A spokeswoman for Affiliated Managers of Boston said it will take a majority equity stake in Veritable, a Pennsylvania wealth manager with about $10 billion in assets. Veritable was the third-largest RIA in Financial Planning’s 2012 list of the Top 50 RIAs.
The deal is the first for Affiliated Managers' Wealth Partners unit, which Healey put together last year with an eye on buying into wealth advisory businesses in the same way the company has interests in a stable of boutique asset managers with a total of $327 billion under management.
In a telephone interview, Healey said he has not given the wealth unit a specific deal target.

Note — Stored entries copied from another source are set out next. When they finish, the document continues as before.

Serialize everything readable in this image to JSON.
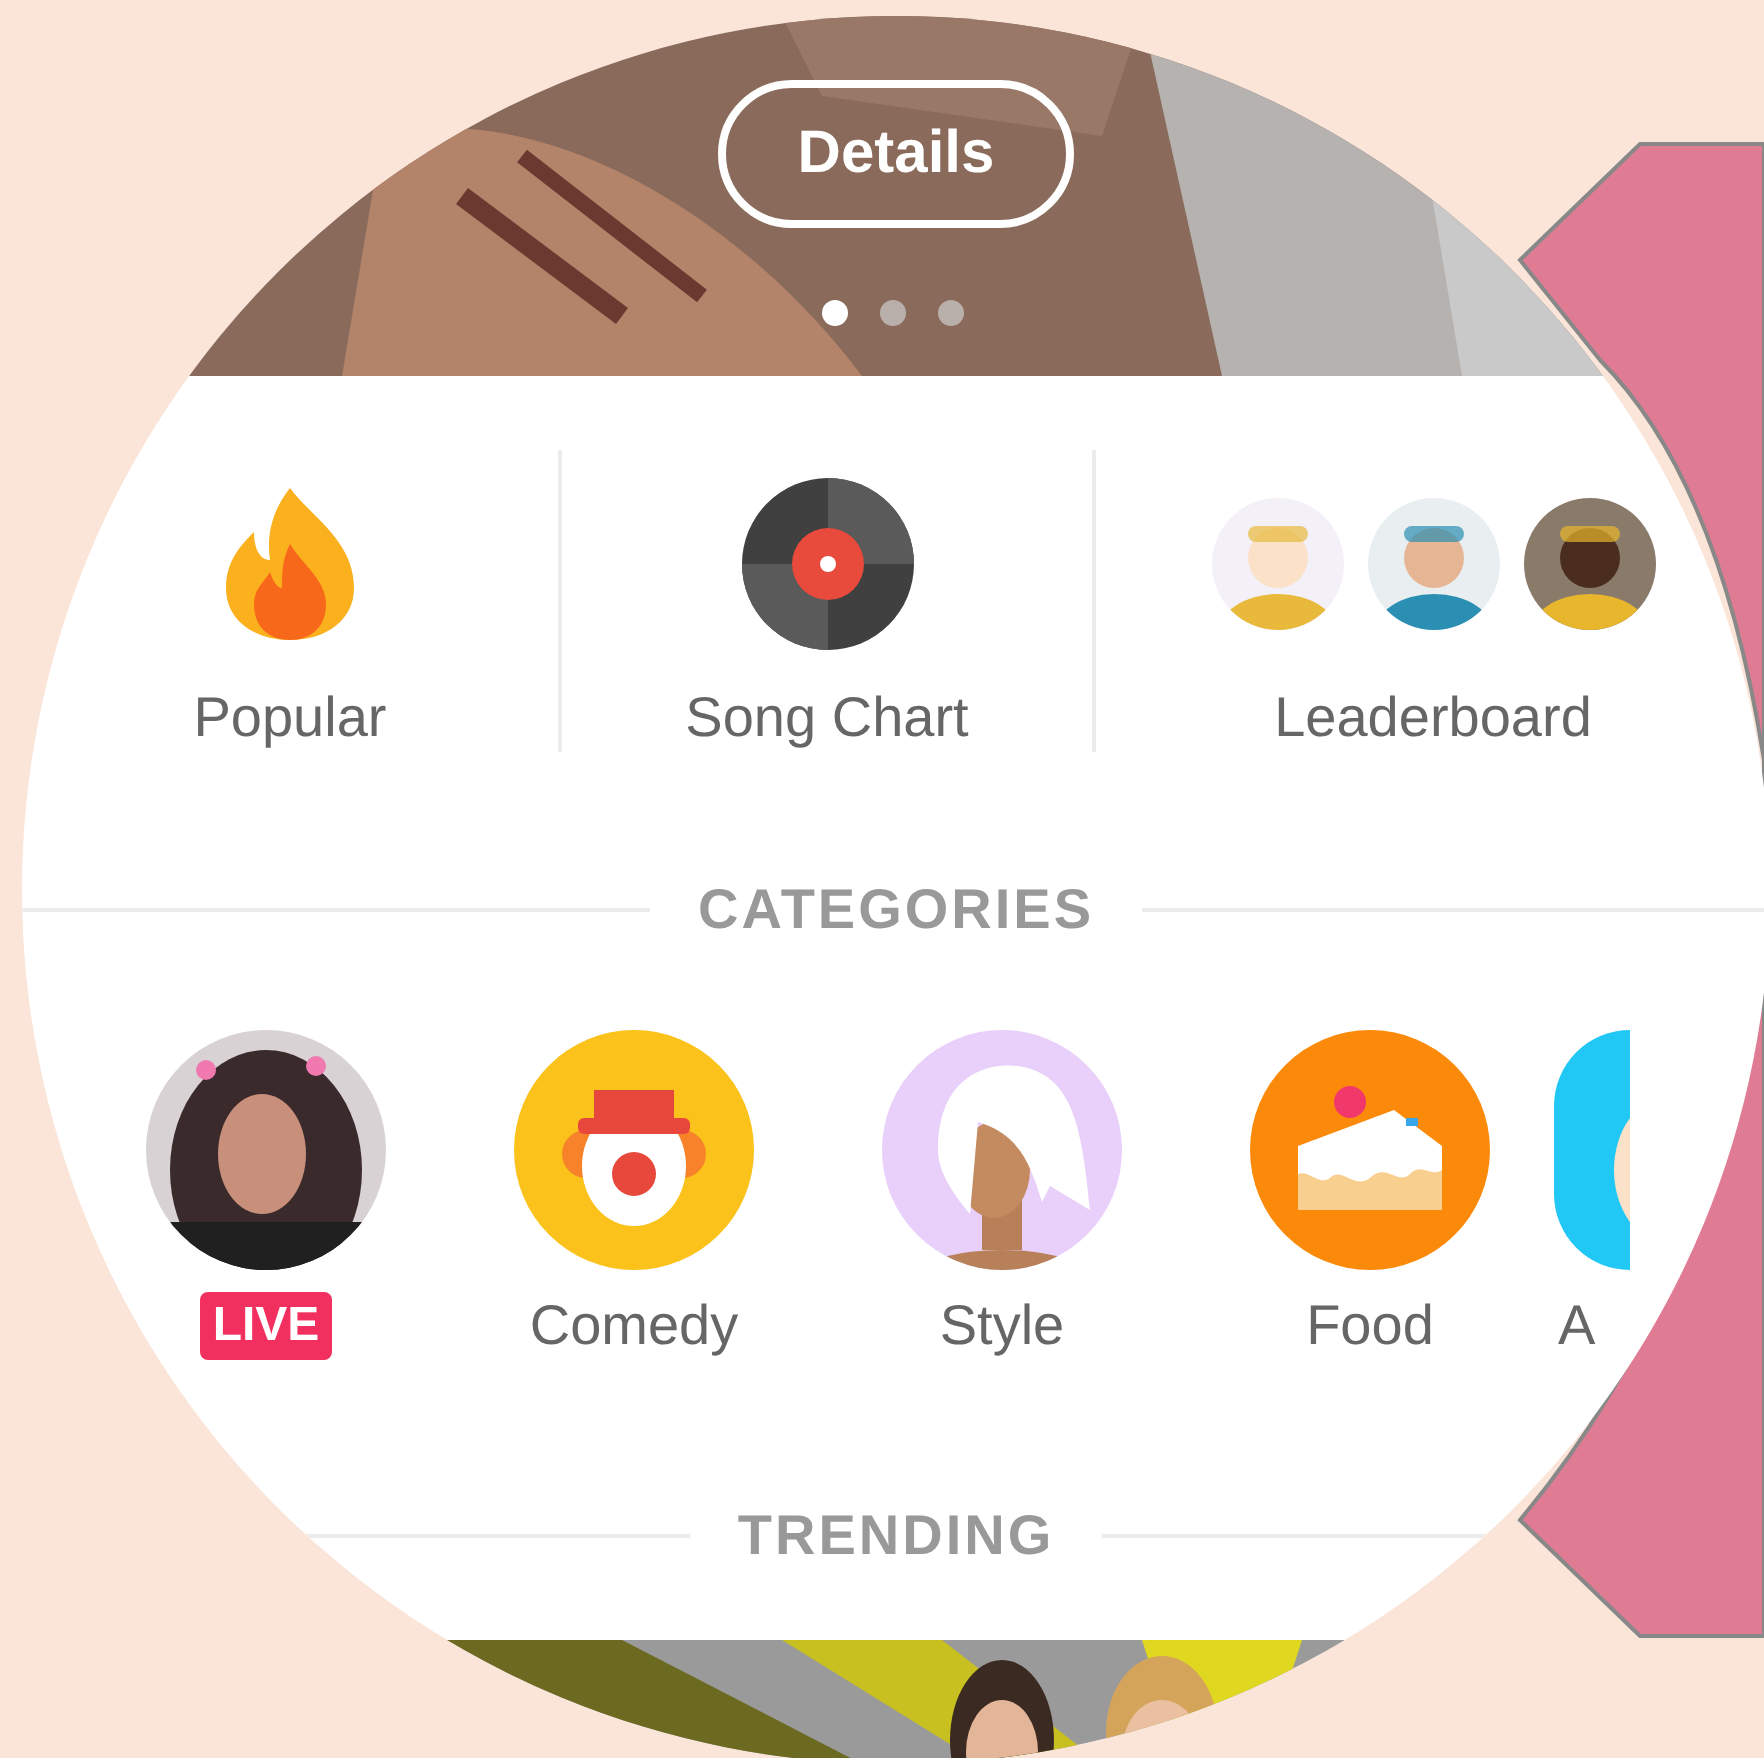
{
  "banner": {
    "button": "Details",
    "dots": [
      {
        "selected": true
      },
      {
        "selected": false
      },
      {
        "selected": false
      }
    ]
  },
  "shortcuts": [
    {
      "kind": "fire",
      "label": "Popular"
    },
    {
      "kind": "record",
      "label": "Song Chart"
    },
    {
      "kind": "avatars",
      "label": "Leaderboard"
    }
  ],
  "categories_heading": "CATEGORIES",
  "categories": [
    {
      "kind": "live",
      "badge": "LIVE"
    },
    {
      "kind": "clown",
      "label": "Comedy",
      "color": "#fbc21b"
    },
    {
      "kind": "hair",
      "label": "Style",
      "color": "#e8d0fa"
    },
    {
      "kind": "cake",
      "label": "Food",
      "color": "#fb8a0b"
    },
    {
      "kind": "face",
      "label": "A",
      "color": "#22c8f5"
    }
  ],
  "trending_heading": "TRENDING"
}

But he added: "Over time, I'd like to see it have $50 billion or more" in assets. We see a tremendous opportunity to invest in these independent firms."
Healey has talked since last year about moving into wealth management, which is in flux after the financial crisis shook up some of the largest U.S. banks.

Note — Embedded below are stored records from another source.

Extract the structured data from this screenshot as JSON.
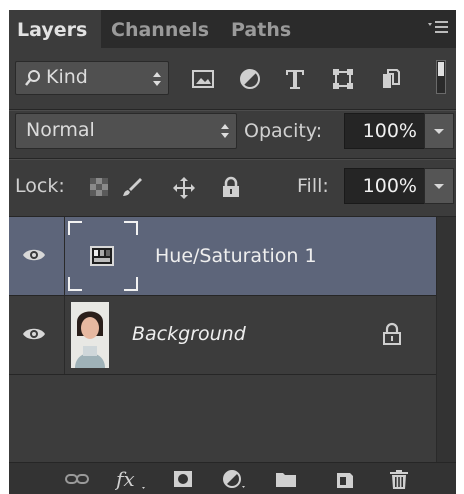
{
  "tabs": [
    {
      "label": "Layers",
      "active": true
    },
    {
      "label": "Channels",
      "active": false
    },
    {
      "label": "Paths",
      "active": false
    }
  ],
  "filter": {
    "kind_label": "Kind",
    "icons": [
      "pixel-layer-filter-icon",
      "adjustment-layer-filter-icon",
      "type-layer-filter-icon",
      "shape-layer-filter-icon",
      "smart-object-filter-icon"
    ]
  },
  "blend": {
    "mode": "Normal",
    "opacity_label": "Opacity:",
    "opacity_value": "100%"
  },
  "lock": {
    "label": "Lock:",
    "fill_label": "Fill:",
    "fill_value": "100%"
  },
  "layers": [
    {
      "name": "Hue/Saturation 1",
      "selected": true,
      "visible": true
    },
    {
      "name": "Background",
      "selected": false,
      "visible": true,
      "locked": true
    }
  ],
  "bottom_icons": [
    "link-layers-icon",
    "layer-style-fx-icon",
    "add-mask-icon",
    "new-adjustment-layer-icon",
    "new-group-icon",
    "new-layer-icon",
    "delete-layer-icon"
  ],
  "colors": {
    "panel_bg": "#3c3c3c",
    "selected_row": "#5d657a"
  }
}
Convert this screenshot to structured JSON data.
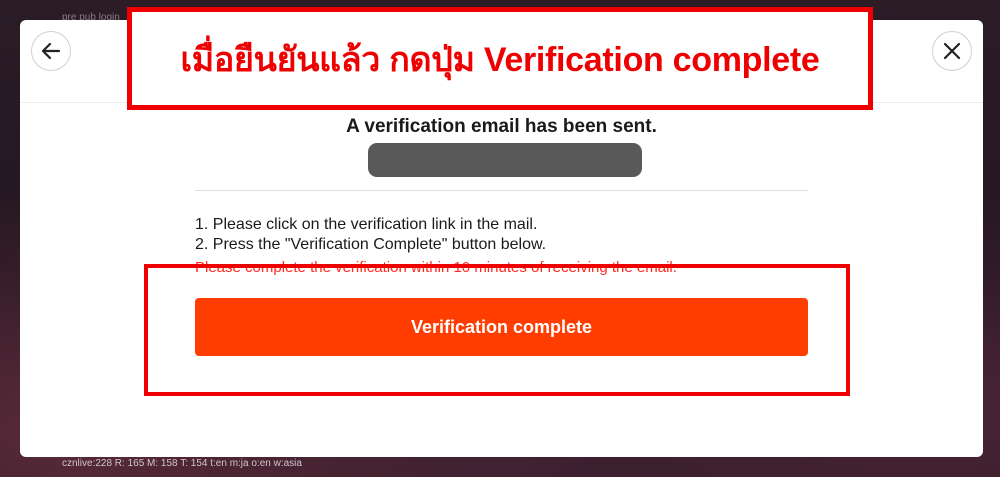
{
  "background": {
    "debug_top": "pre pub login",
    "debug_bottom": "cznlive:228 R: 165 M: 158 T: 154 t:en m:ja o:en w:asia"
  },
  "modal": {
    "title": "A verification email has been sent.",
    "instructions": [
      "1. Please click on the verification link in the mail.",
      "2. Press the \"Verification Complete\" button below."
    ],
    "warning": "Please complete the verification within 10 minutes of receiving the email.",
    "verify_button_label": "Verification complete",
    "back_icon": "arrow-left-icon",
    "close_icon": "close-icon"
  },
  "annotation": {
    "caption": "เมื่อยืนยันแล้ว กดปุ่ม Verification complete"
  },
  "colors": {
    "accent_button": "#ff3d00",
    "warning_text": "#ff2a1f",
    "annotation_red": "#ee0000",
    "redaction": "#595959"
  }
}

Veritable's roughly $10 billion in total assets makes it the second-largest player among "fee-only" registered investment advisors. Its focus is on the wealthiest families, with 2,642 discretionary accounts as of June 30.
In contrast, top-ranked firm Genspring Family Offices LLC had $10.9 billion in total assets spread among 10,505 discretionary accounts.
Veritable founder Michael Stolper will remain Chief Executive of the firm, which has 84 employees, including 48 investment and research professionals. AMG and Veritable representatives said executives, including Stolper, would not discuss the agreement.
Affiliated Managers shares closed down just over 1 percent at $111.59, a decline of slightly more than its peers.
Sandler O'Neill analyst Michael Kim said AMG's mix of investments tends to make its shares more responsive than those of its peers to broader market indexes such as the Dow Jones Industrial Average, also down for the day.
Another reason for the share decline could be that investors were looking for AMG to announce a larger deal, since it has not put one together for more than a year.
"They haven't done a deal for a while and expectations were running pretty high," Kim said.
Kim is maintaining his "buy" rating on the stock, however. For one thing, the competition to buy into wealth managers is limited, he added.